Humanoids from the Deep has been facing charges of misogyny since it came out. I can see where one would get that impression, but I don’t believe this is the case. If nothing else, it features some rather strong, competent female characters. Jim’s wife Carol (Cindy Weintraub) certainly does an extremely good job at fighting off the fishmen attacking her and her toddler son. Or, in another one of my favorite parts there is Sandy, aka Miss Salmon (Linda Shayne, who later went on to direct, herself). On the one hand she initially seems like just another beauty queen bimbo. Then there’s the obvious jiggle factor when one of the humanoids chases her; she’s only wearing a skimpy bikini, and she gets her top torn off.

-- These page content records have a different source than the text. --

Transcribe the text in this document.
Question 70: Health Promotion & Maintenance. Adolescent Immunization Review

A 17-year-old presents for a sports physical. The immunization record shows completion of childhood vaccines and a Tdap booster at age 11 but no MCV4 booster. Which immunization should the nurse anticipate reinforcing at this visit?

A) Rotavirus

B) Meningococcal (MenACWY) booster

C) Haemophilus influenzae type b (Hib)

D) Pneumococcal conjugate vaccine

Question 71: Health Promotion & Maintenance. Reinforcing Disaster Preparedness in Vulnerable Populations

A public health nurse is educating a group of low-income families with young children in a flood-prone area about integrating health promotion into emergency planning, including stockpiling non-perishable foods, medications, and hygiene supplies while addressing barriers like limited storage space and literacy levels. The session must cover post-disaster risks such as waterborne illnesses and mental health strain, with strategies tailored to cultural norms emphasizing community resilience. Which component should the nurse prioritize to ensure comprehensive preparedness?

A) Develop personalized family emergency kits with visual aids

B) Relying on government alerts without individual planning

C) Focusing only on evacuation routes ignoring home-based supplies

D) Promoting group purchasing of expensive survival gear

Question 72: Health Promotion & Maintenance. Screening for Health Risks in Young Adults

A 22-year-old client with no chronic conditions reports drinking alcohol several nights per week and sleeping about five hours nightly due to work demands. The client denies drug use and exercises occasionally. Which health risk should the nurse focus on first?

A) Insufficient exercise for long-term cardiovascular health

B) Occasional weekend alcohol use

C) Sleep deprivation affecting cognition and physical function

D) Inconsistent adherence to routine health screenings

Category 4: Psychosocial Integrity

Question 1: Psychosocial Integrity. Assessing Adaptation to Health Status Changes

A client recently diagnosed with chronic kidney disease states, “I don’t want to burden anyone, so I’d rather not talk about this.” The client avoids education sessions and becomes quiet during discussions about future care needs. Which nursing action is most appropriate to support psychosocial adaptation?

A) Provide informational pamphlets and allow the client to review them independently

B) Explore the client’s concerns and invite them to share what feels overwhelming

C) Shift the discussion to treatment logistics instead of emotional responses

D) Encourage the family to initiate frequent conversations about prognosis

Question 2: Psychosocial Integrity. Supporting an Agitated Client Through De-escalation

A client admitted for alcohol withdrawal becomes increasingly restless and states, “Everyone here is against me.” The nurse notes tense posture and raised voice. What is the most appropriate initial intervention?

However, when she is cornered, her reaction is to pick up a rock and apply it to her attacker’s skull. And she wins, too.

I only have two things about this movie that bother me. First is the rapes. On the one hand, the guys in the rubber suits make it look just ridiculous enough that it’s not as unpleasant as it could be; but the scenes are still a bit graphic and rape always bothers me. The other is the killing of the dogs. Admittedly, it’s not at all graphic, but I really don’t like it when animals get killed in these movies. Even (maybe I should say especially) when I’m actively hoping for all of the human characters to meet gruesome deaths, I really don’t like it when animals get killed, whether or not it actually shows it. What’s that? Misanthropic? Moi? Well, maybe just a little.

In the end, I would say that Humanoids from the Deep is a well made, if sleazy, little B-movie with just enough brains to raise it above being merely that. If nothing else it’s good, cheap sleazy fun; and sometimes that’s all we’re after.